A questo si aggiunge la richiesta di condizioni minime contrattuali, in termini di compensi, tali da permettere un’autonoma progettualità di vita. Università e ricerca, ricordano i promotori del presidio, non sono solo motori di innovazione, ma anche presidi di coesione sociale e inclusione.

Ruolo dei sindacati e delle associazioni di categoria

Sindacati confederali e associazioni di categoria sono stati presenti al presidio, sostenendo le richieste e promuovendo campagne di sensibilizzazione. Gli obiettivi? Radicare a livello nazionale la battaglia per i diritti dei precari università e ottenere tavoli di confronto stabili con il Ministero dell’Università e della Ricerca.

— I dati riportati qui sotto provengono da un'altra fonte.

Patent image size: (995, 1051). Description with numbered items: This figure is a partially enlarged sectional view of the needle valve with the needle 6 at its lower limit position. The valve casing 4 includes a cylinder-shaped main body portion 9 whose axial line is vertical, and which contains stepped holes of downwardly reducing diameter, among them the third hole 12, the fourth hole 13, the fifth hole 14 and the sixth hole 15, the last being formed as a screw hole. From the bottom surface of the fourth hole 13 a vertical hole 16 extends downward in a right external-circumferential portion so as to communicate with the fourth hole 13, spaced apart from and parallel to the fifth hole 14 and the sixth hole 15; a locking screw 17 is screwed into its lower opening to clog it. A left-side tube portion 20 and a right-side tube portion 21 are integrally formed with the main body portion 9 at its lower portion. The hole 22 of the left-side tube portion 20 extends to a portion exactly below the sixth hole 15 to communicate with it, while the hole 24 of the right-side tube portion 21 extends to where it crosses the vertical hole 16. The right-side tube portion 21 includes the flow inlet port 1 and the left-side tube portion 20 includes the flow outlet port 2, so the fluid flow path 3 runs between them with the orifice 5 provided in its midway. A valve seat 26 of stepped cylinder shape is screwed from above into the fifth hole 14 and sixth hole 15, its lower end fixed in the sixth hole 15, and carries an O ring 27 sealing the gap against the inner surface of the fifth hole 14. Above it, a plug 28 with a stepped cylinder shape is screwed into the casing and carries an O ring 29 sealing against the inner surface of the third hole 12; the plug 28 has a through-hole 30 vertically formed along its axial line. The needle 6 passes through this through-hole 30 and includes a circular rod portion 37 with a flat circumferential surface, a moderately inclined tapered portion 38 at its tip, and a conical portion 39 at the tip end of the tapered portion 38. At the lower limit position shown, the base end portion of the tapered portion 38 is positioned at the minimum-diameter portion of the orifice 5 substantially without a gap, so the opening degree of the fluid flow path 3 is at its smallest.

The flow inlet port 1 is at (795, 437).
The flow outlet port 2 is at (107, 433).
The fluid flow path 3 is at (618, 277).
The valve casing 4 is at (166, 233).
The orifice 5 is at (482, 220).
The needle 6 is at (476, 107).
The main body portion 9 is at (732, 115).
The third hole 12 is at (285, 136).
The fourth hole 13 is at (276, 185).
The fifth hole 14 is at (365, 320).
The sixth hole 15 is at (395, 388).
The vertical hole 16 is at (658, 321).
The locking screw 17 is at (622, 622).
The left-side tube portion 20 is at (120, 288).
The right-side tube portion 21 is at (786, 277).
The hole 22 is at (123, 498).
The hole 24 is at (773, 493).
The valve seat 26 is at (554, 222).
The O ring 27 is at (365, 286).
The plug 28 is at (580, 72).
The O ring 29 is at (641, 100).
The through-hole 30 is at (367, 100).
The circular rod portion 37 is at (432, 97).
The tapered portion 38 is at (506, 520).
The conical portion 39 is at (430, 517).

Importante risulta anche il lavoro di connessione tra le differenti realtà universitarie: il movimento dei precari, nato dal basso, sta acquisendo dimensione nazionale grazie alle reti create tra vari atenei. Questo lavoro di coordinamento mira a rafforzare la rappresentanza e a costruire azioni comuni, dalle mobilitazioni alla redazione di proposte legislative condivise.

Sintesi finale: una questione aperta

Il presidio dei precari università a Montecitorio rappresenta un momento di svolta nella discussione politica e sociale sulle condizioni del lavoro accademico in Italia. Al di là della contingenza legata all’emendamento Occhiuto-Cattaneo, la protesta rilancia una questione strutturale: è possibile progettare il futuro della ricerca pubblica senza garantire diritti minimi e dignità a chi la svolge?

La risposta, in termini di interesse pubblico e di efficacia delle politiche, non può essere elusa. Il presidio ha restituito centralità a un tema troppo spesso sottovalutato: la necessità che l’Italia investa in modo strutturale, non solo per trattenere i propri giovani ma per rilanciare innovazione e conoscenza. In assenza di risposte adeguate, il rischio è quello di perdere una generazione di innovatori e di lasciare l’università italiana priva delle sue risorse più preziose.

Una questione aperta, quindi, che richiede coraggio e visione da parte di politica e istituzioni.